Walsh preaches at Harvard
Chaplain John Walsh had a lot to be thankful for on Thanksgiving Sunday, including the opportunity to deliver the sermon that day at the Memorial Church at Harvard University. It was an honor, he said, he received both for himself and for the University of Redlands.
Walsh, the Omer E. Robbins Chaplain to the University, was invited to preach by Rev. Peter J. Gomes, his “dear friend and colleague” and someone he describes as “one of the most beloved American theologians.” Gomes has served as the Plummer Professor of Christian Morals and Pusey Minister in the Memorial Church at Harvard University since 1970. He invites distinguished spiritual leaders from all over the world to speak there.
Walsh graduated from Harvard Divinity School in 1977, and said the invitation to speak was “an old grad student’s dream come true.” He first preached at the church in February 2008, which was the Sunday before the 2008 primary election in Massachusetts.
“As a grad student, I would go to the chapel on Sunday when all of the amazing theologians would speak and sit amazed.” For Peter Gomes to “bless me and to invite me back twice to be one of those is a high privilege.”
The Thanksgiving event was a much “bigger Sunday”, he said.
On the Liturgical calendar, Sunday, Nov. 21, 2010 was not only Thanksgiving Sunday, but it was also the last Sunday after Pentecost, the Sunday before Advent, Reign of Christ Sunday and Christ the King Sunday.
Choosing to combine these themes, Walsh delivered a sermon entitled “Living Thankfully in the Reign of Christ.”

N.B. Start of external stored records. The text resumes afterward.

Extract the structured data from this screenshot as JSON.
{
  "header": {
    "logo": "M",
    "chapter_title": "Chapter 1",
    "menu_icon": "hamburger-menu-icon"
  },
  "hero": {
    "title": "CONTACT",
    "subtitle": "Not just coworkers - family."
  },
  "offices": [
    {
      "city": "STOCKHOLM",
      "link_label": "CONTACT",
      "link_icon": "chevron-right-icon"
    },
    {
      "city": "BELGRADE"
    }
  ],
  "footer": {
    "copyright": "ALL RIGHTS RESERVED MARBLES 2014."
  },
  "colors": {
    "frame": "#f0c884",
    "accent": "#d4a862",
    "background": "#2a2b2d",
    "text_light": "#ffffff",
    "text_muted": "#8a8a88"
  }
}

The foundation of his sermon was inspired by Pope Pius XI, who in 1925 created Christ the King Sunday amidst the backdrop of the post WWI world in which the church was losing authority to the rising authoritarian powers of the state. As Mussolini and Hitler began claiming God-like power for themselves and gained zealous followers, he said,
Pope Pius XI wanted to reaffirm Christ as King, reminding Christians of their true leader.
In the congregation of 500 or more people, Walsh recognized the faces of Redlands alumni and several of his former teachers, including his advisor from Harvard, Dr. Harvey Cox. “I felt like I was making them all proud,” he said. “I take it as a high honor, not only for me, but also for Redlands,” he said.
“There are still a lot of things I want to do, but preaching at Harvard was one of the many things on my list.”